One day I’d find a man to love me that way. As much as my heart wished it were Nate, I knew it wasn’t. And that was going to hurt for a very long time.
Nate Finlay
I WAS GOING to end up drinking myself into an early grave. They’d find me dead on the side of the road. Or maybe my liver would fail. Heck, I was in Alabama. There was a good chance I’d say the wrong thing to some guy and he’d blow the top of my head off. Fuck, if I cared.
With that thought, I took another swig from the bottle of Maker’s Mark in my hand. Currently, this was how I dealt with life. When I was sober, I thought about Bliss. Who was I kidding? I was hammered and thought about Bliss. It just hurt less with the numbness the alcohol delivered.

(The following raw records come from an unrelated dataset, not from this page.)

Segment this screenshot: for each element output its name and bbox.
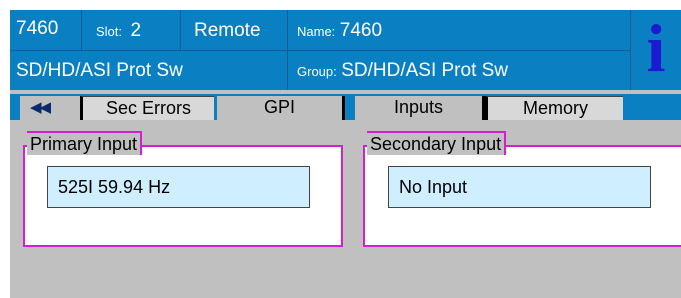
tab-sec-errors[interactable]: Sec Errors <box>80 96 214 120</box>
name-value: 7460 <box>339 20 383 41</box>
secondary-input-value: No Input <box>388 166 651 208</box>
divider <box>81 10 82 50</box>
device-description: SD/HD/ASI Prot Sw <box>16 60 183 81</box>
info-icon[interactable]: i <box>632 14 680 84</box>
primary-input-value: 525I 59.94 Hz <box>47 166 310 208</box>
back-arrows-icon[interactable]: ◀◀ <box>30 98 51 116</box>
secondary-input-title: Secondary Input <box>367 131 507 155</box>
group-label: Group: <box>297 64 337 79</box>
back-button[interactable] <box>20 96 80 120</box>
tab-gpi[interactable]: GPI <box>217 96 345 120</box>
divider <box>180 10 181 50</box>
divider <box>10 50 630 51</box>
header-bar: 7460 Slot: 2 Remote Name: 7460 SD/HD/ASI… <box>10 10 681 90</box>
slot-value: 2 <box>130 20 142 41</box>
divider <box>630 10 631 90</box>
tab-inputs[interactable]: Inputs <box>355 96 485 120</box>
model-label: 7460 <box>16 18 59 39</box>
slot-field: Slot: 2 <box>96 20 141 42</box>
tab-memory[interactable]: Memory <box>485 96 623 120</box>
slot-label: Slot: <box>96 24 123 39</box>
control-panel: 7460 Slot: 2 Remote Name: 7460 SD/HD/ASI… <box>10 10 681 298</box>
name-field: Name: 7460 <box>297 20 382 42</box>
name-label: Name: <box>297 24 336 39</box>
group-value: SD/HD/ASI Prot Sw <box>341 60 509 81</box>
primary-input-title: Primary Input <box>27 131 143 155</box>
group-field: Group: SD/HD/ASI Prot Sw <box>297 60 508 82</box>
mode-label: Remote <box>194 20 261 41</box>
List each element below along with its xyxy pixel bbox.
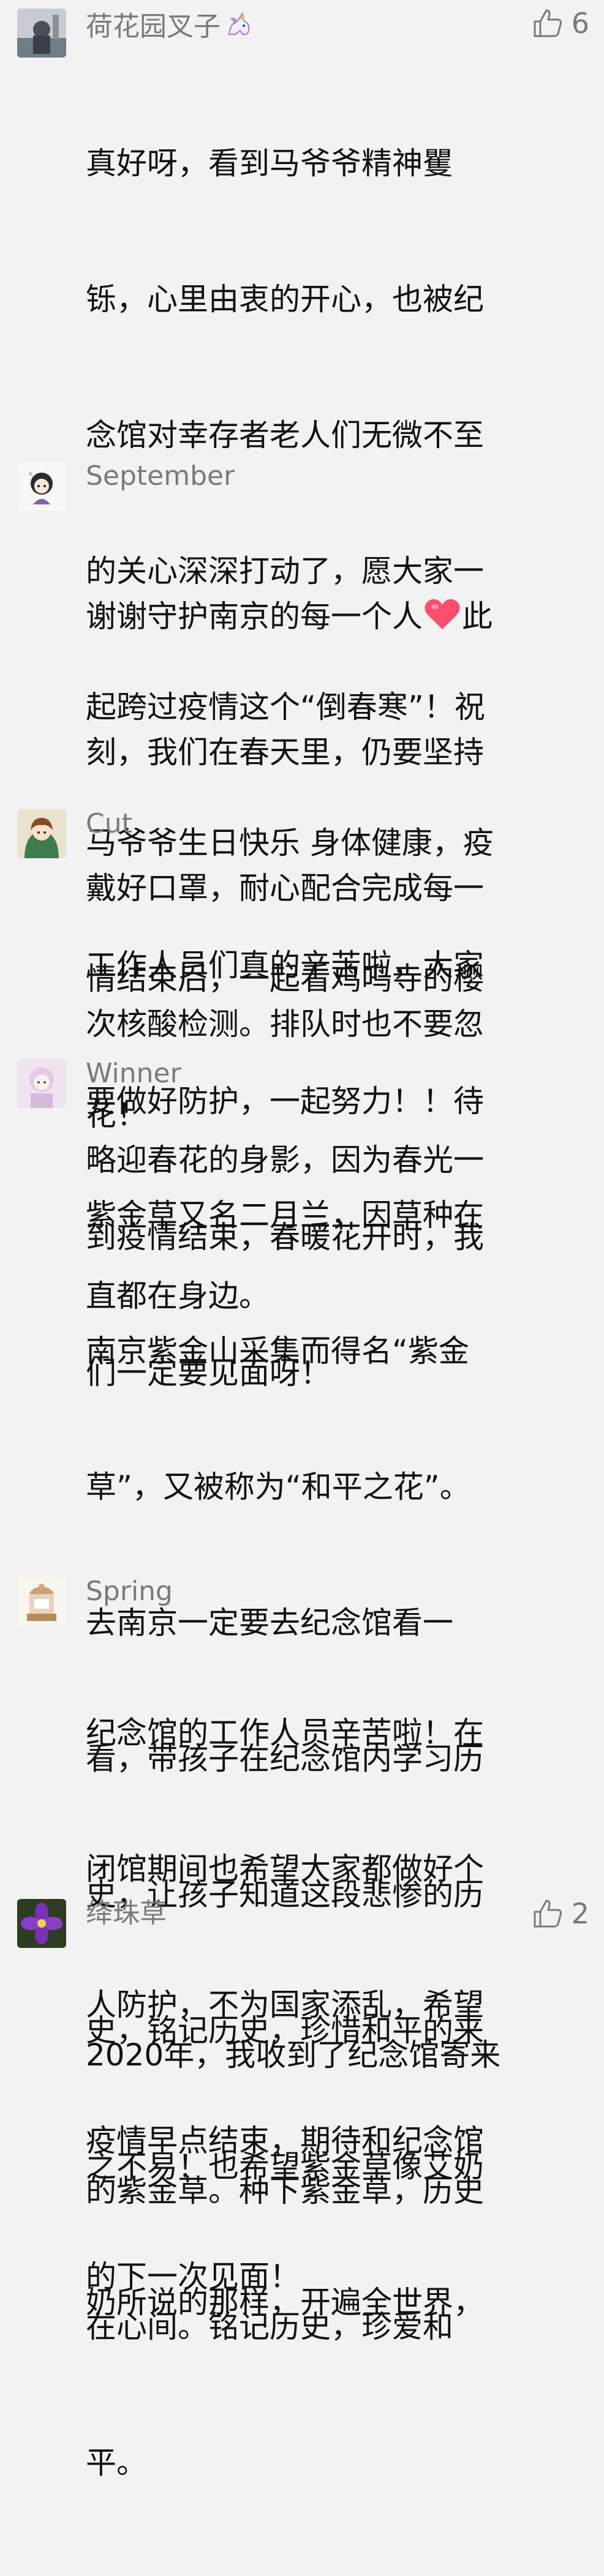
nickname[interactable]: 绛珠草: [86, 1900, 167, 1927]
avatar-image: [17, 462, 66, 511]
comment-item: 绛珠草 2 2020年，我收到了纪念馆寄来 的紫金草。种下紫金草，历史 在心间。…: [0, 1892, 604, 2481]
comment-item: September 谢谢守护南京的每一个人此 刻，我们在春天里，仍要坚持 戴好口…: [0, 453, 604, 1314]
nickname-text: 绛珠草: [86, 1898, 167, 1929]
unicorn-icon: [228, 12, 250, 36]
text-line: 2020年，我收到了纪念馆寄来: [86, 2037, 501, 2073]
text-line: 谢谢守护南京的每一个人 此: [86, 594, 588, 639]
avatar[interactable]: [17, 1899, 66, 1948]
comment-text: 2020年，我收到了纪念馆寄来 的紫金草。种下紫金草，历史 在心间。铭记历史，珍…: [86, 1942, 588, 2576]
avatar-image: [17, 809, 66, 858]
text-line: 纪念馆的工作人员辛苦啦！在: [86, 1715, 484, 1751]
comment-item: Spring 纪念馆的工作人员辛苦啦！在 闭馆期间也希望大家都做好个 人防护，不…: [0, 1561, 604, 2294]
like-button[interactable]: 2: [531, 1895, 589, 1932]
nickname[interactable]: Cut: [86, 811, 132, 837]
thumbs-up-icon: [534, 9, 562, 37]
nickname[interactable]: Winner: [86, 1060, 181, 1087]
text-line: 紫金草又名二月兰，因草种在: [86, 1197, 484, 1233]
nickname[interactable]: September: [86, 463, 235, 490]
text-line: 南京紫金山采集而得名“紫金: [86, 1333, 469, 1369]
avatar-image: [17, 9, 66, 58]
text-line: 的紫金草。种下紫金草，历史: [86, 2173, 484, 2209]
avatar-image: [17, 1899, 66, 1948]
avatar[interactable]: [17, 1059, 66, 1108]
avatar[interactable]: [17, 9, 66, 58]
like-button[interactable]: 6: [531, 5, 589, 42]
avatar[interactable]: [17, 462, 66, 511]
avatar[interactable]: [17, 1577, 66, 1626]
nickname[interactable]: 荷花园叉子: [86, 10, 254, 40]
text-segment: 此: [462, 599, 493, 634]
text-line: 念馆对幸存者老人们无微不至: [86, 417, 484, 453]
nickname-text: Winner: [86, 1058, 181, 1089]
comment-item: Winner 紫金草又名二月兰，因草种在 南京紫金山采集而得名“紫金 草”，又被…: [0, 1047, 604, 2320]
nickname-text: Spring: [86, 1576, 173, 1607]
text-line: 平。: [86, 2445, 147, 2481]
text-segment: 谢谢守护南京的每一个人: [86, 599, 423, 634]
text-line: 在心间。铭记历史，珍爱和: [86, 2309, 453, 2345]
text-line: 真好呀，看到马爷爷精神矍: [86, 146, 453, 181]
comment-item: 荷花园叉子 6 真好呀，看到马爷爷精神矍 铄，心里由衷的开心，也被纪 念馆对幸存…: [0, 0, 604, 1133]
avatar-image: [17, 1059, 66, 1108]
like-count: 2: [571, 1897, 589, 1930]
nickname-text: 荷花园叉子: [86, 11, 221, 42]
avatar-image: [17, 1577, 66, 1626]
text-line: 刻，我们在春天里，仍要坚持: [86, 735, 484, 770]
thumbs-up-icon: [534, 1900, 562, 1928]
nickname-text: Cut: [86, 808, 132, 839]
nickname-text: September: [86, 460, 235, 492]
avatar[interactable]: [17, 809, 66, 858]
text-line: 草”，又被称为“和平之花”。: [86, 1469, 470, 1505]
text-line: 铄，心里由衷的开心，也被纪: [86, 282, 484, 317]
nickname[interactable]: Spring: [86, 1578, 173, 1605]
like-count: 6: [571, 7, 589, 40]
text-line: 工作人员们真的辛苦啦，大家: [86, 948, 484, 983]
comment-item: Cut 工作人员们真的辛苦啦，大家 要做好防护，一起努力！！待 到疫情结束，春暖…: [0, 796, 604, 1391]
heart-emoji-icon: [425, 599, 460, 629]
text-line: 闭馆期间也希望大家都做好个: [86, 1851, 484, 1887]
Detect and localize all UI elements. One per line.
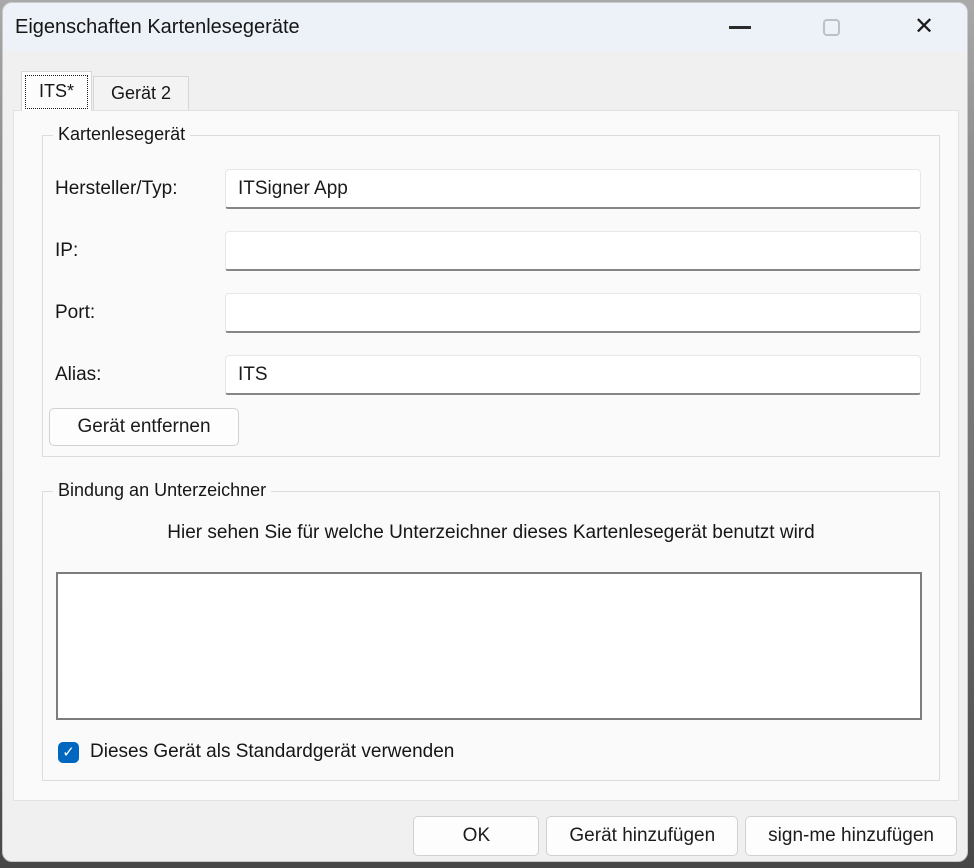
add-signme-button[interactable]: sign-me hinzufügen <box>745 816 957 856</box>
window-title: Eigenschaften Kartenlesegeräte <box>15 16 300 39</box>
port-input[interactable] <box>225 293 921 333</box>
device-groupbox-title: Kartenlesegerät <box>53 124 190 145</box>
alias-input[interactable] <box>225 355 921 395</box>
hersteller-label: Hersteller/Typ: <box>55 178 225 200</box>
ok-button[interactable]: OK <box>413 816 539 856</box>
titlebar: Eigenschaften Kartenlesegeräte ✕ <box>3 3 967 51</box>
tab-page: Kartenlesegerät Hersteller/Typ: IP: Port… <box>13 110 959 801</box>
check-icon: ✓ <box>62 745 75 760</box>
binding-description: Hier sehen Sie für welche Unterzeichner … <box>43 522 939 544</box>
field-row-port: Port: <box>55 293 921 333</box>
maximize-button <box>806 7 856 47</box>
unterzeichner-listbox[interactable] <box>56 572 922 720</box>
dialog-window: Eigenschaften Kartenlesegeräte ✕ ITS* Ge… <box>2 2 968 862</box>
close-icon: ✕ <box>914 15 934 39</box>
binding-groupbox: Bindung an Unterzeichner Hier sehen Sie … <box>42 491 940 781</box>
footer-button-bar: OK Gerät hinzufügen sign-me hinzufügen <box>413 816 957 856</box>
minimize-icon <box>729 26 751 29</box>
ip-label: IP: <box>55 240 225 262</box>
default-device-checkbox[interactable]: ✓ <box>58 742 79 763</box>
alias-label: Alias: <box>55 364 225 386</box>
tab-bar: ITS* Gerät 2 <box>21 71 189 110</box>
close-button[interactable]: ✕ <box>899 7 949 47</box>
maximize-icon <box>823 19 840 36</box>
default-device-checkbox-row: ✓ Dieses Gerät als Standardgerät verwend… <box>58 741 454 763</box>
tab-geraet-2[interactable]: Gerät 2 <box>93 76 189 110</box>
add-device-button[interactable]: Gerät hinzufügen <box>546 816 738 856</box>
hersteller-input[interactable] <box>225 169 921 209</box>
tab-its-label: ITS* <box>25 75 88 109</box>
field-row-alias: Alias: <box>55 355 921 395</box>
remove-device-button[interactable]: Gerät entfernen <box>49 408 239 446</box>
ip-input[interactable] <box>225 231 921 271</box>
minimize-button[interactable] <box>715 7 765 47</box>
field-row-ip: IP: <box>55 231 921 271</box>
device-groupbox: Kartenlesegerät Hersteller/Typ: IP: Port… <box>42 135 940 457</box>
tab-geraet-2-label: Gerät 2 <box>111 83 171 103</box>
binding-groupbox-title: Bindung an Unterzeichner <box>53 480 271 501</box>
default-device-checkbox-label: Dieses Gerät als Standardgerät verwenden <box>90 741 454 763</box>
tab-its[interactable]: ITS* <box>21 71 92 111</box>
field-row-hersteller: Hersteller/Typ: <box>55 169 921 209</box>
port-label: Port: <box>55 302 225 324</box>
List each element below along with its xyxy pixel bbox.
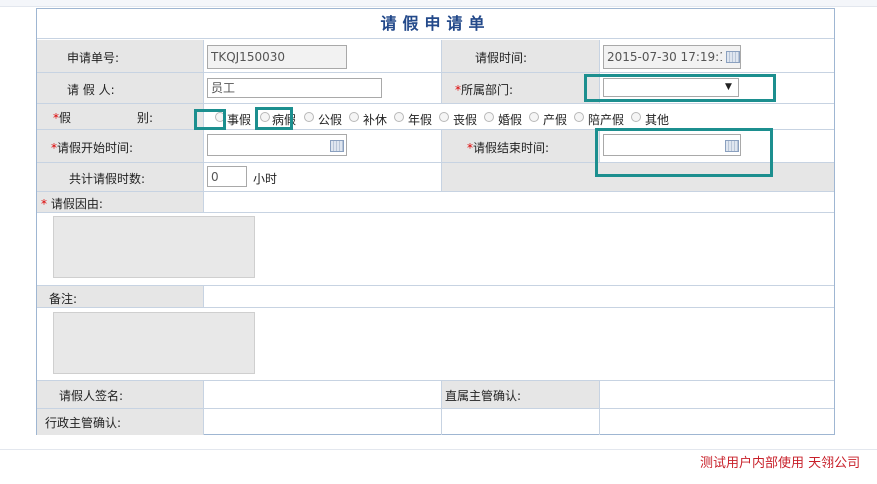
- total-hours-unit: 小时: [253, 172, 278, 186]
- grid-vline: [441, 130, 442, 191]
- leave-type-radio[interactable]: [304, 112, 314, 122]
- leave-type-radio[interactable]: [394, 112, 404, 122]
- start-time-field[interactable]: [207, 134, 347, 156]
- end-time-label: 请假结束时间:: [473, 141, 550, 155]
- calendar-icon[interactable]: [330, 140, 344, 152]
- grid-line: [37, 307, 834, 308]
- start-time-label-wrap: *请假开始时间:: [51, 139, 133, 156]
- grid-vline: [599, 381, 600, 435]
- grid-vline: [203, 381, 204, 435]
- admin-confirm-label: 行政主管确认:: [45, 416, 122, 430]
- highlight-sick-leave: [255, 107, 293, 130]
- leave-type-radio[interactable]: [484, 112, 494, 122]
- grid-vline: [441, 40, 442, 103]
- leave-type-option[interactable]: 婚假: [498, 111, 522, 128]
- supervisor-confirm-label: 直属主管确认:: [445, 389, 522, 403]
- leave-type-label-a: 假: [59, 111, 72, 125]
- leave-type-option[interactable]: 事假: [227, 111, 251, 128]
- calendar-icon[interactable]: [726, 51, 740, 63]
- grid-line: [37, 191, 834, 192]
- reason-label-wrap: * 请假因由:: [41, 195, 103, 212]
- label-bg-row2: [37, 73, 203, 103]
- leave-type-label-a-wrap: *假: [53, 109, 71, 126]
- total-hours-field[interactable]: [207, 166, 247, 187]
- end-time-label-wrap: *请假结束时间:: [467, 139, 549, 156]
- leave-type-radio[interactable]: [574, 112, 584, 122]
- footer-text: 测试用户内部使用 天翎公司: [700, 456, 861, 471]
- remarks-textarea[interactable]: [53, 312, 255, 374]
- leave-time-field[interactable]: [603, 45, 741, 69]
- leave-type-option[interactable]: 公假: [318, 111, 342, 128]
- grid-line: [37, 103, 834, 104]
- highlight-radio: [194, 109, 226, 130]
- leave-application-form: 请假申请单 申请单号: 请假时间: 请 假 人: *所属部门: ▼ *假 别:: [36, 8, 835, 435]
- highlight-end-time: [595, 128, 773, 177]
- leave-type-option[interactable]: 其他: [645, 111, 669, 128]
- grid-line: [37, 72, 834, 73]
- reason-label: 请假因由:: [50, 197, 103, 211]
- grid-line: [37, 285, 834, 286]
- leave-type-option[interactable]: 产假: [543, 111, 567, 128]
- leave-time-label: 请假时间:: [475, 51, 528, 65]
- leave-type-option[interactable]: 陪产假: [588, 111, 624, 128]
- application-number-field[interactable]: [207, 45, 347, 69]
- form-title: 请假申请单: [37, 9, 834, 39]
- applicant-label: 请 假 人:: [67, 83, 115, 97]
- grid-vline: [203, 286, 204, 307]
- highlight-department: [584, 74, 776, 102]
- grid-vline: [203, 192, 204, 212]
- leave-type-radio[interactable]: [631, 112, 641, 122]
- grid-vline: [441, 381, 442, 435]
- department-label: 所属部门:: [461, 83, 514, 97]
- leave-type-option[interactable]: 补休: [363, 111, 387, 128]
- footer-rule: [0, 449, 877, 450]
- leave-type-radio[interactable]: [349, 112, 359, 122]
- required-mark: *: [41, 197, 47, 211]
- top-rule: [0, 0, 877, 7]
- applicant-field[interactable]: [207, 78, 382, 98]
- grid-line: [37, 408, 834, 409]
- total-hours-label: 共计请假时数:: [69, 172, 146, 186]
- signature-label: 请假人签名:: [59, 389, 124, 403]
- application-number-label: 申请单号:: [67, 51, 120, 65]
- leave-type-radio[interactable]: [529, 112, 539, 122]
- start-time-label: 请假开始时间:: [57, 141, 134, 155]
- grid-line: [37, 380, 834, 381]
- label-bg-row1: [37, 40, 203, 72]
- department-label-wrap: *所属部门:: [455, 81, 513, 98]
- leave-type-option[interactable]: 丧假: [453, 111, 477, 128]
- leave-type-radio[interactable]: [439, 112, 449, 122]
- remarks-label: 备注:: [49, 292, 78, 306]
- reason-textarea[interactable]: [53, 216, 255, 278]
- leave-type-option[interactable]: 年假: [408, 111, 432, 128]
- grid-line: [37, 212, 834, 213]
- leave-type-label-b: 别:: [137, 111, 154, 125]
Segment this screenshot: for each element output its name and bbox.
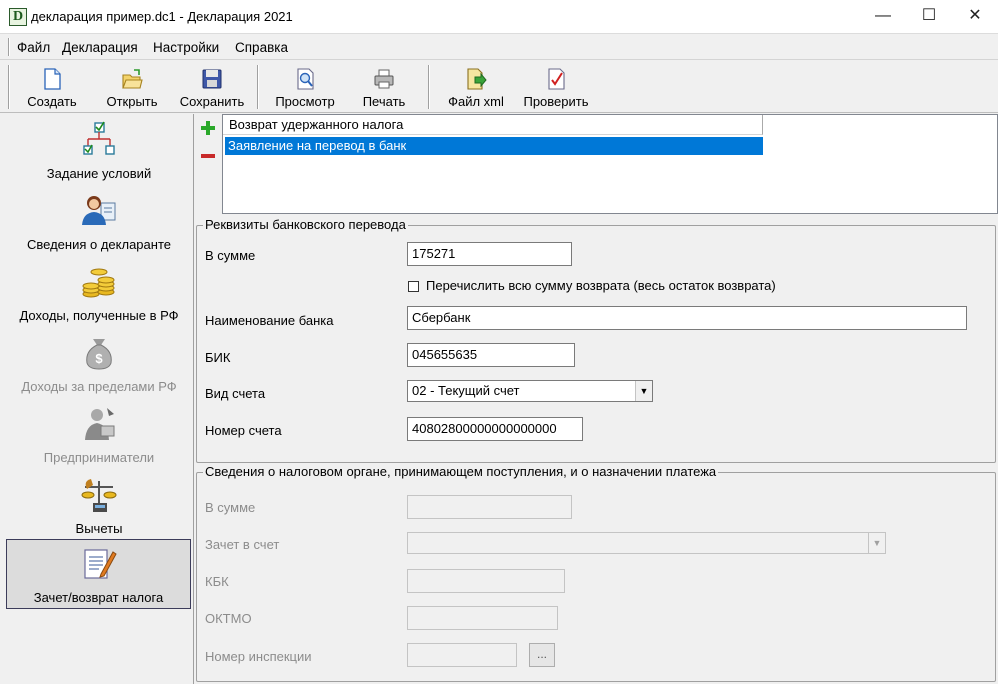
inspection-number-field[interactable] bbox=[407, 643, 517, 667]
coins-icon bbox=[82, 268, 115, 298]
kbk-field[interactable] bbox=[407, 569, 565, 593]
browse-inspection-button[interactable]: ... bbox=[529, 643, 555, 667]
print-button[interactable]: Печать bbox=[352, 63, 416, 111]
minimize-button[interactable]: — bbox=[860, 0, 906, 32]
toolbar-separator bbox=[257, 65, 259, 109]
menu-settings[interactable]: Настройки bbox=[153, 40, 219, 55]
xml-export-icon bbox=[467, 68, 487, 90]
add-item-button[interactable] bbox=[200, 120, 216, 136]
oktmo-field[interactable] bbox=[407, 606, 558, 630]
kbk-label: КБК bbox=[205, 574, 229, 589]
bank-transfer-group: Реквизиты банковского перевода В сумме 1… bbox=[196, 217, 996, 463]
refund-list-area: Возврат удержанного налога Заявление на … bbox=[196, 114, 998, 214]
bank-transfer-group-title: Реквизиты банковского перевода bbox=[203, 217, 408, 232]
flowchart-icon bbox=[83, 121, 115, 155]
menu-help[interactable]: Справка bbox=[235, 40, 288, 55]
check-button[interactable]: Проверить bbox=[518, 63, 594, 111]
floppy-disk-icon bbox=[202, 69, 222, 89]
sidebar-item-income-abroad[interactable]: $ Доходы за пределами РФ bbox=[4, 329, 194, 399]
list-header[interactable]: Возврат удержанного налога bbox=[223, 115, 763, 135]
account-number-field[interactable]: 40802800000000000000 bbox=[407, 417, 583, 441]
offset-select[interactable]: ▼ bbox=[407, 532, 886, 554]
sidebar-item-income-rf[interactable]: Доходы, полученные в РФ bbox=[4, 258, 194, 328]
svg-text:$: $ bbox=[95, 351, 103, 366]
oktmo-label: ОКТМО bbox=[205, 611, 252, 626]
account-type-label: Вид счета bbox=[205, 386, 266, 401]
scales-icon bbox=[81, 479, 117, 512]
create-button[interactable]: Создать bbox=[20, 63, 84, 111]
open-label: Открыть bbox=[106, 94, 158, 109]
money-bag-icon: $ bbox=[86, 339, 112, 370]
tax-authority-group-title: Сведения о налоговом органе, принимающем… bbox=[203, 464, 719, 479]
sidebar: Задание условий Сведения о декларанте До… bbox=[4, 114, 194, 684]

Octavia hadn’t said much about Bliss quitting. Her response when I asked her the next day was “oh, she quit. I’ll replace her soon enough.” She hadn’t even given me the reason. I fucking knew the reason, but the fact Octavia was keeping it from me pissed me off.
But then everything about Octavia was beginning to piss me off. I was in a state of constant annoyance.
I took another drink. I was parked outside Live Bay. I thought about going inside but figured this bottle and my truck would do just fine for the moment. I didn’t need a crowd to witness this level of low.
When Octavia had left today after hiring some thirty-year-old soccer mom who didn’t have a clue what was going on, I figured I could either go back to Rosemary Beach or I could drink. I chose the drink.
Simply because leaving Sea Breeze meant leaving Bliss. And although I hadn’t seen her in five days the idea of being that far away from her was like a sharp pain in my chest. Which was also a reason to drink. So drink I did.
Leaning back in my seat I watched the people going inside laughing and having a damn ole good time. They weren’t like me. They were here because it was fun. This was a jolly fucking good time. I held out my bottle and said a cheers to the idiots outside. They couldn’t see me through the tint in my windows and the darkness outside but I did it anyway. Made me feel less alone.